A High and Hidden Place has a haunting quality reminiscent of Kate Mosse’s The Winter Ghosts, possibly because both books tell the story of a doomed community in France. Where Mosse weaves together the recent and ancient pasts, however, Lucas gives us the story of a young woman’s past as she discovers it. Christine Lenoir was raised in a French orphanage and has believed all her life that her parents died of influenza when she was small. In 1963, however, as a journalist temporarily assigned to her magazine’s American office, she watches the footage of JFK’s assassination and the subsequent shooting of Lee Harvey Oswald and is disturbed by her reaction. How did she know–immediately–that the popping sounds she heard were gunshots? Why is she suddenly troubled by bits and pieces of unfamiliar memories? She returns to the convent to delve into her past; it is there that she remembers being, once upon a time, Christine of Oradour.

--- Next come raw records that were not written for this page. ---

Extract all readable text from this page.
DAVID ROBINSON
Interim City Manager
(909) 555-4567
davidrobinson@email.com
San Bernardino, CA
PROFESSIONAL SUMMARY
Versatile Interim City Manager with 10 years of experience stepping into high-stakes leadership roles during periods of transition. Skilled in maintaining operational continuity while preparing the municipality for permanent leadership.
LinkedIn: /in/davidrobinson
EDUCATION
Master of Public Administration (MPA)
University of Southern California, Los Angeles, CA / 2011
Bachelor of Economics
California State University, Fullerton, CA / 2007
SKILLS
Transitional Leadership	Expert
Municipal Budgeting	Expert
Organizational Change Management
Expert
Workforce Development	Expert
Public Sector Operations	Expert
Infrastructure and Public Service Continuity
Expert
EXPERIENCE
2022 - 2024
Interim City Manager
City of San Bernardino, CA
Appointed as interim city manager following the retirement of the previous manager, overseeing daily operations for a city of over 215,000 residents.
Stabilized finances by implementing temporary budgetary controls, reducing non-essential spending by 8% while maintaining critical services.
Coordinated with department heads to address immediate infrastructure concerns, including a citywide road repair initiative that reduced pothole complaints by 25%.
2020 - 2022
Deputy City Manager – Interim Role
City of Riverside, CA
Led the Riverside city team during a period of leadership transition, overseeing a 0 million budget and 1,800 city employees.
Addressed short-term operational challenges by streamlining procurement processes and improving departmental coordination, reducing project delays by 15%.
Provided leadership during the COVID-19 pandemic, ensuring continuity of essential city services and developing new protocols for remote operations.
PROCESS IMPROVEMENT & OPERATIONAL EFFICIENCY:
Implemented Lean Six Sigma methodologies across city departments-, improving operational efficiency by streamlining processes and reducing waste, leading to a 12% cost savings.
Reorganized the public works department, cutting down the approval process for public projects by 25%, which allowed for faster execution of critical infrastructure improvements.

The remnants of the village of Oradour-sur-Glane stand as a testament to the atrocities perpetrated by the Nazis; when Christine visits and learns the truth of her past, her faith is shaken and her worldview is altered forever. What held me spellbound, however, is the fact that the past with which she must come to terms is a too-often-forgotten piece of the history of Europe during World War II. While Christine herself is fictional, Oradour-sur-Glane is very real indeed.
To be fair, reading on an airplane is often a slightly otherworldly experience, but I would have been enthralled by A High and Hidden Place regardless. It’s not a perfect novel, but the entire story is compelling–the true story of Oradour; Christine’s discovery of her past; her friend Sophie, a Jew who lost most of her family to the camps but retains an impressive perspective on truth and God. I especially appreciate Lucas’s reminder that World War II was a multi-faceted tragedy; the Holocaust is an essential part of its history, but it isn’t the only part. Lucas’s description of the fate of the village is difficult to read, especially as a mother of four–indeed, if it weren’t for the dreamlike quality of her writing, I might have found it prohibitively difficult–but so are survivor accounts of the concentration camps. Such is history.
Ultimately, I wish I’d read this book when I was still a bookseller; I would have told my customers about this one. That was then, however, and this is now–and so, instead, I’m telling you.